"It won't do any good," said Hilda, who was direct to say the least. "She's gone to bed. My orders is not to disturb her."

"Are they her orders or Mrs. Strong's orders?" demanded Courtney, driven to exasperation.

"All I can say, sir, is they're MY orders, sir," replied Hilda, quite succinctly.

"All right," said he curtly. Then, as an afterthought: "Please say that I stopped in to see if I could be of any further service to Miss Crown, will you, Hilda?"

He was very much crestfallen as he made his way down the steps to the lane. This wasn't at all what he had expected.

There were a number of people near the gate. Instead of going directly down the walk, he turned to the right at the bottom of the terrace and cut diagonally across the lawn. Coming to one of the big oaks he sat down for a moment on the rustic seat that encircled its base. Sheltered from the wind he managed to strike a match and light a cigarette. Assured that no one was near, he leaned over and felt with his hand under the bench. His fingers closed upon an object wedged between the seat and one of the slanting supports. Quickly withdrawing it, he dropped it into his overcoat pocket, and, after a moment, resumed his progress, making for the carriage gate in the left lower corner of the grounds.

He had a sharp eye out for Rosabel Vick. He heard Annie Jordan's high-pitched voice in the road ahead of him and slackened his pace. In due time he limped up the steps of Dowd's Tavern.

Several women were in the "lounge," chattering like magpies in front of the fire. There were no men about. He went in and for ten minutes listened to the singing of his praises. Then, requesting a pitcher of hot water, he hobbled upstairs, politely declining not only the Misses Dowd's offer to bathe and bandage his heroic knee, but Miss Grady's bottle of witchhazel, Miss Miller's tube of Baume Analgesique and old Mrs. Nichols' infallible remedy for every ailment under the sun,—a flaxseed poultice.
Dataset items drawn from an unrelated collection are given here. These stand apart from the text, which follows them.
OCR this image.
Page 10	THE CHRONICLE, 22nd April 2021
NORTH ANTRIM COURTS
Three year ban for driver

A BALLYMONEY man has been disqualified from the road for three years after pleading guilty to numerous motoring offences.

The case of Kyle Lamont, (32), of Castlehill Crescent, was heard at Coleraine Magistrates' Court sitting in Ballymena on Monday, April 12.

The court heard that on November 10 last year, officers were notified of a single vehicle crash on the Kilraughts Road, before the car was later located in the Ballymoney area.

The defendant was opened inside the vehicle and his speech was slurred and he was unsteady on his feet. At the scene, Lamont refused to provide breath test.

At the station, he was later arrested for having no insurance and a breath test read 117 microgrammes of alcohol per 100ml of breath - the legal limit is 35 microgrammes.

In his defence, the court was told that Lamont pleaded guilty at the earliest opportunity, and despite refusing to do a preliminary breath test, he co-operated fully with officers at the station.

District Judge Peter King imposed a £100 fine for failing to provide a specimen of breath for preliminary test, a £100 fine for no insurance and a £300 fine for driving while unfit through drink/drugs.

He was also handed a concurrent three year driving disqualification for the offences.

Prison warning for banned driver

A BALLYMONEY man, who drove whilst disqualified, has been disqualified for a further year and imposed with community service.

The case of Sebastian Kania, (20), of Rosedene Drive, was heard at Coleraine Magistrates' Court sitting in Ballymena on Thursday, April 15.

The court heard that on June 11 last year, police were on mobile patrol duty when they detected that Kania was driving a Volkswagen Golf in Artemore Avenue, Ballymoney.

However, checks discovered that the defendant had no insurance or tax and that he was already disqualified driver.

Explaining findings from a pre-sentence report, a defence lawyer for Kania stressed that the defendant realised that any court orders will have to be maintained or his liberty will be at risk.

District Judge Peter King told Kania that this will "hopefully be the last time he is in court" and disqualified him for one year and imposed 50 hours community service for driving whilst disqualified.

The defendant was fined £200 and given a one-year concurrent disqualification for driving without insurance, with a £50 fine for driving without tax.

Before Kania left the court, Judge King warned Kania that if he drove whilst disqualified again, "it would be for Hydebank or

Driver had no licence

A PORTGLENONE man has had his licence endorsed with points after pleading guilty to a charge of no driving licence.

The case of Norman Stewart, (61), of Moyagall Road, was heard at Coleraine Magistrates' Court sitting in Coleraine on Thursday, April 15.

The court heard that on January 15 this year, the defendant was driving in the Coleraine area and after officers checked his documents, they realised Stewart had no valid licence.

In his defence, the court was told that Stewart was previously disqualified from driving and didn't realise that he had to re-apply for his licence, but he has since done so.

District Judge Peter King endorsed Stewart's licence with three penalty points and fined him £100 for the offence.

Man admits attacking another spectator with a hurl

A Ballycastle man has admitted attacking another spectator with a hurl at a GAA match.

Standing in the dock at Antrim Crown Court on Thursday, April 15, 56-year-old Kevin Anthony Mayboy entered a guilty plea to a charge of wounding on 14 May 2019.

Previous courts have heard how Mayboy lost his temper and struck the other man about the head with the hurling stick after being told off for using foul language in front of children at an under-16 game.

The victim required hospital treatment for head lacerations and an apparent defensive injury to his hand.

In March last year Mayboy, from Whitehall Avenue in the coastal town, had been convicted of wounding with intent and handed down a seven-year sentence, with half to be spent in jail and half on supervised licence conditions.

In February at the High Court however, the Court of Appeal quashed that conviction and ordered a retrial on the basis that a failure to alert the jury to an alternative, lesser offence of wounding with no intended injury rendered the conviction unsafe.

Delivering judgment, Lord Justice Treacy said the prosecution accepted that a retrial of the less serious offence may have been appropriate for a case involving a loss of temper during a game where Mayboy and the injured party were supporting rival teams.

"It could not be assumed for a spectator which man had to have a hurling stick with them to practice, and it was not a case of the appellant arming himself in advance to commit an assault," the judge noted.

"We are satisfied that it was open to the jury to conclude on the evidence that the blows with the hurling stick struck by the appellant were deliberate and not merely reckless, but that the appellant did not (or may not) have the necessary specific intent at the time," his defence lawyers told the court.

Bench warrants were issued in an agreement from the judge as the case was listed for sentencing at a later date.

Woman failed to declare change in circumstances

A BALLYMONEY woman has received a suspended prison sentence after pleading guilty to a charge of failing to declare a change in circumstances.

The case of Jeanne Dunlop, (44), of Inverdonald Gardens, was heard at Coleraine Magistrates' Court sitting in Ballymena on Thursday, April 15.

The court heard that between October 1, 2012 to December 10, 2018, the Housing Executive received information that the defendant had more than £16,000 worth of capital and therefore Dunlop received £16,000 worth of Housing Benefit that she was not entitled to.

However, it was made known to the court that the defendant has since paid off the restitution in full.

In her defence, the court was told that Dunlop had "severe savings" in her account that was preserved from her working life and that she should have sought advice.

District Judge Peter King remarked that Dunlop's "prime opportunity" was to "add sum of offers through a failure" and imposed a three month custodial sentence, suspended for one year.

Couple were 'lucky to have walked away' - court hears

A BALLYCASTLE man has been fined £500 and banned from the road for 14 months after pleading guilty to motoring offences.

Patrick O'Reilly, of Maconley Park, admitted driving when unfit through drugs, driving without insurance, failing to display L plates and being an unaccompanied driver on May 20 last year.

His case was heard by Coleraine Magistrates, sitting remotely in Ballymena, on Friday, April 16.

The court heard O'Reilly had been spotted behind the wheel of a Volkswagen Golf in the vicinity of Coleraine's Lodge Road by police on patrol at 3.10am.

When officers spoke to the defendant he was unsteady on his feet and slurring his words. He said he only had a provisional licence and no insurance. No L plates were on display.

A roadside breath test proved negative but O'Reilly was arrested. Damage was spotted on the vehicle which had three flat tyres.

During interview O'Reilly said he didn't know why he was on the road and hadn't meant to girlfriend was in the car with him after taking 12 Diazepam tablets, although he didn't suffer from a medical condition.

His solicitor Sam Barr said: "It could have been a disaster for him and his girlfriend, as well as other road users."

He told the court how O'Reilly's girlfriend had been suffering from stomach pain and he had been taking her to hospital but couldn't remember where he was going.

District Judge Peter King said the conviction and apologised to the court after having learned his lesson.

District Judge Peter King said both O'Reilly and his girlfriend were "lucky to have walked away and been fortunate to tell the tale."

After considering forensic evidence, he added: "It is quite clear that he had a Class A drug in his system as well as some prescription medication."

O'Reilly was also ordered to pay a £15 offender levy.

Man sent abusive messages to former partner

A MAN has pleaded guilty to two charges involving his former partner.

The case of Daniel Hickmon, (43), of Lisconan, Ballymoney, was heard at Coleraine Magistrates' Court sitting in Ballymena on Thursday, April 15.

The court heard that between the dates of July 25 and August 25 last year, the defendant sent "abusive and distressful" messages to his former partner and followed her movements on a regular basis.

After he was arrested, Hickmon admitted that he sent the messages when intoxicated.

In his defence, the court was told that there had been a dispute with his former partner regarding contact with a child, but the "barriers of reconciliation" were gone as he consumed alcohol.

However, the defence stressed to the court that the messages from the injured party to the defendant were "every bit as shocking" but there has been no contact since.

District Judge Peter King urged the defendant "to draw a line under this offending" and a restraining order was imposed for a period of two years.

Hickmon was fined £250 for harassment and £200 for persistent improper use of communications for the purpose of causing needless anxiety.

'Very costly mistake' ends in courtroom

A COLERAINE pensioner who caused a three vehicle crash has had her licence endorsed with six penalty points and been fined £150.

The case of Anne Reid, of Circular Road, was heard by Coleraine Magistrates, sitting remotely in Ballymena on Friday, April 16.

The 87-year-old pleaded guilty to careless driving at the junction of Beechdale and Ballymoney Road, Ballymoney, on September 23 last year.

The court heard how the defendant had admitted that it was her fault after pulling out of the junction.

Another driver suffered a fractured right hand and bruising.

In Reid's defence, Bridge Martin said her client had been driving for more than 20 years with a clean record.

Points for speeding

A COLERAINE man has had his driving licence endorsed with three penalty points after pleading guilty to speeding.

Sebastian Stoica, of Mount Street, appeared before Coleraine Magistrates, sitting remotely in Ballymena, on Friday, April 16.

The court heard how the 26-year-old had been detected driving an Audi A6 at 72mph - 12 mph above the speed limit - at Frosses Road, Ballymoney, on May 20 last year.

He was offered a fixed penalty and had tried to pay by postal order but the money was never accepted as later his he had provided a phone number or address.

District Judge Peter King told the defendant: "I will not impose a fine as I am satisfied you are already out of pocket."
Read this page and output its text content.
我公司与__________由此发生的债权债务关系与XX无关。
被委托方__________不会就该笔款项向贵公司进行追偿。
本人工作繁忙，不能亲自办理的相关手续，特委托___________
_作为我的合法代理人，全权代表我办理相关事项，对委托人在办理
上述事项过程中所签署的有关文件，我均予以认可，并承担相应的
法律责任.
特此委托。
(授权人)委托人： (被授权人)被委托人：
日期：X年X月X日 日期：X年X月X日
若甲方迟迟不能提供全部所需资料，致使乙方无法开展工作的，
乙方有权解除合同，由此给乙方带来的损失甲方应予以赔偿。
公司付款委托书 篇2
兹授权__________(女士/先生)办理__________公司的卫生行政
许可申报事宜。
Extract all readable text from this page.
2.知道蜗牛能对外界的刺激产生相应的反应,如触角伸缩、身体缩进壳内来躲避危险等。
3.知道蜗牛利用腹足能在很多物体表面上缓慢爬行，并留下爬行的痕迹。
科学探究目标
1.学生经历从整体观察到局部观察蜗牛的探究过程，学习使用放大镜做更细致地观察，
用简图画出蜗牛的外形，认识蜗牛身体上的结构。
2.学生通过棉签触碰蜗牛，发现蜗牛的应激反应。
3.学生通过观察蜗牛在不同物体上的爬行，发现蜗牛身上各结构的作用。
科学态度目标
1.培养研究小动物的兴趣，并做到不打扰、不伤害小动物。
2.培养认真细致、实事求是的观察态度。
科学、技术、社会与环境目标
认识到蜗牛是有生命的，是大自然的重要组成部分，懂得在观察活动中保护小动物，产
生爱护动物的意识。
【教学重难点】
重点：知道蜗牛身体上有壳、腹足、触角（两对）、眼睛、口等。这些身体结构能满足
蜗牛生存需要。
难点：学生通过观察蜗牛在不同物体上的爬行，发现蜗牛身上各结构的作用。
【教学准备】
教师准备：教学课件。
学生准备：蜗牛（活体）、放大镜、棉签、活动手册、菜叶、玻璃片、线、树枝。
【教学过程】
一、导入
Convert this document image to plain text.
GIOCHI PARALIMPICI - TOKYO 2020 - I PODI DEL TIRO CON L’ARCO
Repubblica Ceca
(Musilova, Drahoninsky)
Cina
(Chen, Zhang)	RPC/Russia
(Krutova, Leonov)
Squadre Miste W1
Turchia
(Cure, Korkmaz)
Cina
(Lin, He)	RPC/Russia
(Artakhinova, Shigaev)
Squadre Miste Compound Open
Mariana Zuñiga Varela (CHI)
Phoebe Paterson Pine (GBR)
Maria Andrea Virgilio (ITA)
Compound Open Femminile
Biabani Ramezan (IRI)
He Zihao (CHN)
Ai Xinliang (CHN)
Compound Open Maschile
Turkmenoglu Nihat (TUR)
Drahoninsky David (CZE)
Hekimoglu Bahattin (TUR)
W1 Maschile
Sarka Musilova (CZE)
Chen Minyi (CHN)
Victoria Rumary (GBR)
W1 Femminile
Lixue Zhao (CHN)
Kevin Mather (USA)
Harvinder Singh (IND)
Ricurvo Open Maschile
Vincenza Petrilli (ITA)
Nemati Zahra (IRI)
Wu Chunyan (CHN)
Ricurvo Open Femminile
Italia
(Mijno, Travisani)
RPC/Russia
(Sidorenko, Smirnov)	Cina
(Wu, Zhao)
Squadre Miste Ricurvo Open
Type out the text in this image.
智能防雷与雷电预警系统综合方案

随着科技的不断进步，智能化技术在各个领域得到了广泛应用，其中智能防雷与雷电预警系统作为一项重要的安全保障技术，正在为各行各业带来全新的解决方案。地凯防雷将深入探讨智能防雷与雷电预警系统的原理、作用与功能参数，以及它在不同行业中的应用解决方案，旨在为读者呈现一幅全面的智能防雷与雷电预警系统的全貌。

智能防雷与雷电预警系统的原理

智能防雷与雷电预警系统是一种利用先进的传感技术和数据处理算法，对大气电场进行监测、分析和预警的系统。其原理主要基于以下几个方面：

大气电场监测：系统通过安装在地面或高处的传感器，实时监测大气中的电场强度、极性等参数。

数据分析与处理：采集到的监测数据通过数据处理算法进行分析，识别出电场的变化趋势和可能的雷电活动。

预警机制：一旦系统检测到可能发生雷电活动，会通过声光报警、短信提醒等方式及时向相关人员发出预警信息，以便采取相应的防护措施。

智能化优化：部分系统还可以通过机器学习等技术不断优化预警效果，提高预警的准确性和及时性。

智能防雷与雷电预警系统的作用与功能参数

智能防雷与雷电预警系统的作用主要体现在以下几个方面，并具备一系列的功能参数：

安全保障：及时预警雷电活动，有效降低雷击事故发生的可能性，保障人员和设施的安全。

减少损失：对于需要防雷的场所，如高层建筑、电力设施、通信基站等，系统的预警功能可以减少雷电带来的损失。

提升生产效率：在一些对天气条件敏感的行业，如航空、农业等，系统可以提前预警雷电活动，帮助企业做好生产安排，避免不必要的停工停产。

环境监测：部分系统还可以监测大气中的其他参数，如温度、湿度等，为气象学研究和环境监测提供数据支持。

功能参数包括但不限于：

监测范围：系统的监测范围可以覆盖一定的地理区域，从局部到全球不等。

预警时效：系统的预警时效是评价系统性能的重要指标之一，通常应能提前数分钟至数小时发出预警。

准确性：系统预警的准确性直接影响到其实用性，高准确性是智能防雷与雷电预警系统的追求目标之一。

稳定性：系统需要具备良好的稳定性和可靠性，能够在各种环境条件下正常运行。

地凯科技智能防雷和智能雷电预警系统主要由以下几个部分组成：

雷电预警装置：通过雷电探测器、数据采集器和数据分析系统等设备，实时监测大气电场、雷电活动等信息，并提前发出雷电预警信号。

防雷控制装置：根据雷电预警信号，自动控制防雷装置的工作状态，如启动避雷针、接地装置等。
The first thing he did on entering his room was to open his trunk and deposit therein the shiny object he had recovered from its hiding-place under the tree-seat. Before hanging his hat on the clothes-tree in the corner of the room, he thoughtfully examined the bullet hole in the crown.

"Thirty-eight calibre, all right," he reflected. Poking his forefinger through the hole, he enlarged it to some extent. "More like a forty-four now," he said in a satisfied tone.